I mean headlines where there is a central word that doubles as both verb and adjective, especially when the meaning shifts.
I vaguely recall an example that said something like this: "FBI Links Bomb Plot, Sleeper Cell." The writer of the headline presumably meant that the FBI had discovered facts that connected a bomb plot to a particular "sleeper cell." If you presume that "links" is a verb, that flows nicely.
But what if it is an adjective, telling us something about the bomb plot?
If the headline writer reads his paper's sports section now and then, he knows that "links" is often employed as a synonym for the sport of golf, or more specifically for the lay-out of a course. Thus, perhaps the FBI has created a deep undercover sleeper cell that plans a strike against somebody's favorite "links" somewhere.
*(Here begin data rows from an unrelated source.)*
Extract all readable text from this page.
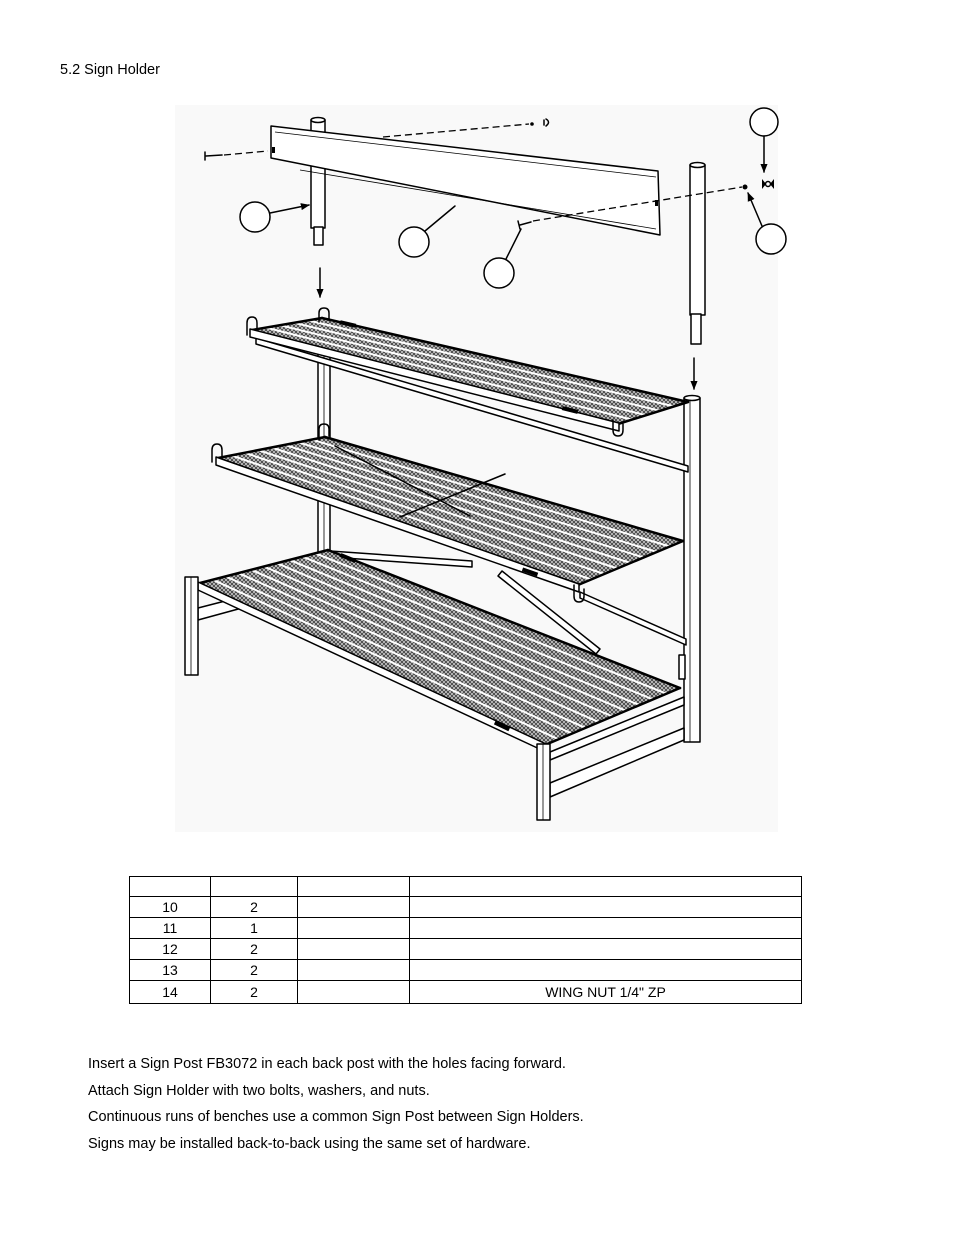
5.2 Sign Holder

10	2		
11	1		
12	2		
13	2		
14	2		WING NUT 1/4" ZP
Insert a Sign Post FB3072 in each back post with the holes facing forward.
Attach Sign Holder with two bolts, washers, and nuts.
Continuous runs of benches use a common Sign Post between Sign Holders.
Signs may be installed back-to-back using the same set of hardware.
Those bastards!
Now, though, I have a new favorite headline. the Wall Street Journal's Metro section recently carried this, "New Taxi Fuels Concern."
Departing NYC mayor Bloomberg has pressed for a redesign of the old yellow cabs, so that the city does have a lot of these "new taxis" on its streets. further, "fuel" is often used in an extended sense by headline writers to mean "gives rise to". Thus, the new taxis give rise to concern, right?
But the concerns are about fuel economy. so the headline also works if "fuels" is the substantive noun and "taxi" is the adjective. Thus, "concern" can be either object or verb.
In this instance, in contrast to the "links bomb plot" example, any way of reading the headline fairly represents the story. Even better.